Fig. 87.—Psilophyton princeps (Dn.) Silurian and Devonian. Restored.

a, Fruit, natural size. b, Stem, natural size. c, Scalariform tissue of the axis, highly magnified. In the restoration one side is represented in vernation, and the other in fruit.

It is probable that these discoveries represent merely a small proportion of the plants actually existing in the Silurian period. All the deposits of this age at present known to us are marine; and most of them were probably formed at a distance from land, so that it is little likely that land plants could find their way into them. At any time the discovery of an estuarine or lacustrine deposit of Silurian age might wonderfully extend our knowledge of this ancient flora.

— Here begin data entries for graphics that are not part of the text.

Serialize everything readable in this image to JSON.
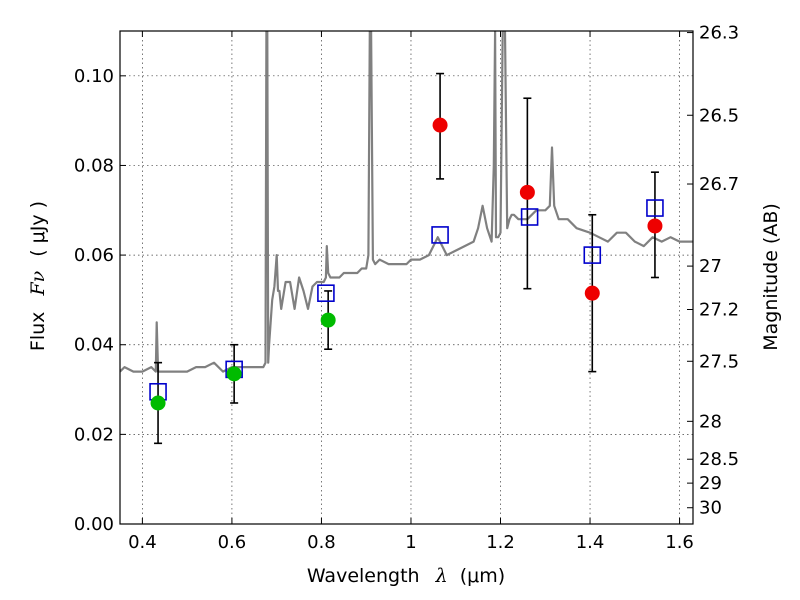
{
  "chart_data": {
    "type": "scatter",
    "xlabel": "Wavelength",
    "xlabel_symbol": "λ",
    "xlabel_unit": "(μm)",
    "ylabel_left": "Flux",
    "ylabel_left_symbol": "Fν",
    "ylabel_left_unit": "( μJy )",
    "ylabel_right": "Magnitude (AB)",
    "xlim": [
      0.35,
      1.63
    ],
    "ylim": [
      0.0,
      0.11
    ],
    "grid": true,
    "x_ticks": [
      {
        "value": 0.4,
        "label": "0.4"
      },
      {
        "value": 0.6,
        "label": "0.6"
      },
      {
        "value": 0.8,
        "label": "0.8"
      },
      {
        "value": 1.0,
        "label": "1"
      },
      {
        "value": 1.2,
        "label": "1.2"
      },
      {
        "value": 1.4,
        "label": "1.4"
      },
      {
        "value": 1.6,
        "label": "1.6"
      }
    ],
    "y_ticks": [
      {
        "value": 0.0,
        "label": "0.00"
      },
      {
        "value": 0.02,
        "label": "0.02"
      },
      {
        "value": 0.04,
        "label": "0.04"
      },
      {
        "value": 0.06,
        "label": "0.06"
      },
      {
        "value": 0.08,
        "label": "0.08"
      },
      {
        "value": 0.1,
        "label": "0.10"
      }
    ],
    "right_ticks": [
      {
        "mag": 26.3,
        "label": "26.3"
      },
      {
        "mag": 26.5,
        "label": "26.5"
      },
      {
        "mag": 26.7,
        "label": "26.7"
      },
      {
        "mag": 27.0,
        "label": "27"
      },
      {
        "mag": 27.2,
        "label": "27.2"
      },
      {
        "mag": 27.5,
        "label": "27.5"
      },
      {
        "mag": 28.0,
        "label": "28"
      },
      {
        "mag": 28.5,
        "label": "28.5"
      },
      {
        "mag": 29.0,
        "label": "29"
      },
      {
        "mag": 30.0,
        "label": "30"
      }
    ],
    "colors": {
      "spectrum": "#808080",
      "model_square": "#0000cc",
      "green_point": "#00bb00",
      "red_point": "#ee0000",
      "errorbar": "#000000"
    },
    "series": [
      {
        "name": "spectrum",
        "kind": "line",
        "x": [
          0.35,
          0.36,
          0.38,
          0.4,
          0.42,
          0.43,
          0.432,
          0.435,
          0.44,
          0.46,
          0.48,
          0.5,
          0.52,
          0.54,
          0.56,
          0.58,
          0.6,
          0.62,
          0.64,
          0.66,
          0.67,
          0.675,
          0.677,
          0.679,
          0.681,
          0.683,
          0.69,
          0.695,
          0.7,
          0.703,
          0.706,
          0.71,
          0.72,
          0.73,
          0.74,
          0.75,
          0.76,
          0.77,
          0.78,
          0.79,
          0.8,
          0.805,
          0.81,
          0.812,
          0.815,
          0.82,
          0.83,
          0.84,
          0.85,
          0.86,
          0.87,
          0.88,
          0.89,
          0.9,
          0.905,
          0.908,
          0.911,
          0.915,
          0.92,
          0.93,
          0.95,
          0.97,
          0.99,
          1.0,
          1.02,
          1.04,
          1.06,
          1.08,
          1.1,
          1.12,
          1.14,
          1.15,
          1.16,
          1.17,
          1.18,
          1.185,
          1.188,
          1.19,
          1.195,
          1.2,
          1.205,
          1.21,
          1.215,
          1.22,
          1.225,
          1.23,
          1.24,
          1.26,
          1.28,
          1.3,
          1.31,
          1.315,
          1.32,
          1.33,
          1.35,
          1.37,
          1.4,
          1.42,
          1.44,
          1.46,
          1.48,
          1.5,
          1.52,
          1.54,
          1.56,
          1.58,
          1.6,
          1.62,
          1.63
        ],
        "y": [
          0.034,
          0.035,
          0.034,
          0.034,
          0.035,
          0.034,
          0.045,
          0.034,
          0.034,
          0.034,
          0.034,
          0.034,
          0.035,
          0.035,
          0.036,
          0.034,
          0.035,
          0.035,
          0.035,
          0.035,
          0.035,
          0.036,
          0.11,
          0.11,
          0.036,
          0.04,
          0.05,
          0.053,
          0.06,
          0.052,
          0.052,
          0.048,
          0.054,
          0.054,
          0.048,
          0.055,
          0.052,
          0.048,
          0.053,
          0.054,
          0.054,
          0.054,
          0.055,
          0.062,
          0.056,
          0.055,
          0.055,
          0.055,
          0.056,
          0.056,
          0.056,
          0.056,
          0.057,
          0.057,
          0.06,
          0.11,
          0.11,
          0.059,
          0.058,
          0.059,
          0.058,
          0.058,
          0.058,
          0.059,
          0.059,
          0.06,
          0.064,
          0.06,
          0.061,
          0.062,
          0.063,
          0.066,
          0.071,
          0.066,
          0.063,
          0.08,
          0.11,
          0.064,
          0.064,
          0.065,
          0.11,
          0.11,
          0.066,
          0.068,
          0.069,
          0.069,
          0.068,
          0.068,
          0.07,
          0.07,
          0.071,
          0.084,
          0.071,
          0.068,
          0.068,
          0.066,
          0.065,
          0.064,
          0.063,
          0.065,
          0.065,
          0.063,
          0.062,
          0.064,
          0.063,
          0.064,
          0.063,
          0.063,
          0.063
        ]
      },
      {
        "name": "model_fluxes",
        "kind": "square",
        "x": [
          0.435,
          0.605,
          0.81,
          1.065,
          1.265,
          1.405,
          1.545
        ],
        "y": [
          0.0295,
          0.0345,
          0.0515,
          0.0645,
          0.0685,
          0.06,
          0.0705
        ]
      },
      {
        "name": "observed_green",
        "kind": "point",
        "x": [
          0.435,
          0.605,
          0.815
        ],
        "y": [
          0.027,
          0.0335,
          0.0455
        ],
        "yerr_low": [
          0.018,
          0.027,
          0.039
        ],
        "yerr_high": [
          0.036,
          0.04,
          0.052
        ]
      },
      {
        "name": "observed_red",
        "kind": "point",
        "x": [
          1.065,
          1.26,
          1.405,
          1.545
        ],
        "y": [
          0.089,
          0.074,
          0.0515,
          0.0665
        ],
        "yerr_low": [
          0.077,
          0.0525,
          0.034,
          0.055
        ],
        "yerr_high": [
          0.1005,
          0.095,
          0.069,
          0.0785
        ]
      }
    ]
  }
}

The Devonian or Erian age, that of the classic Old Red Sandstone of Scotland, is that in which we find the first great and complete land flora; and though this is inferior in number of species to that of the succeeding Carboniferous, and greatly less important with reference to its practical bearing on our welfare, it is in some respects superior in that variety which depends on diversity of soil and of station. To appreciate this, it will be necessary to glance at the range and subdivisions of the modern flora.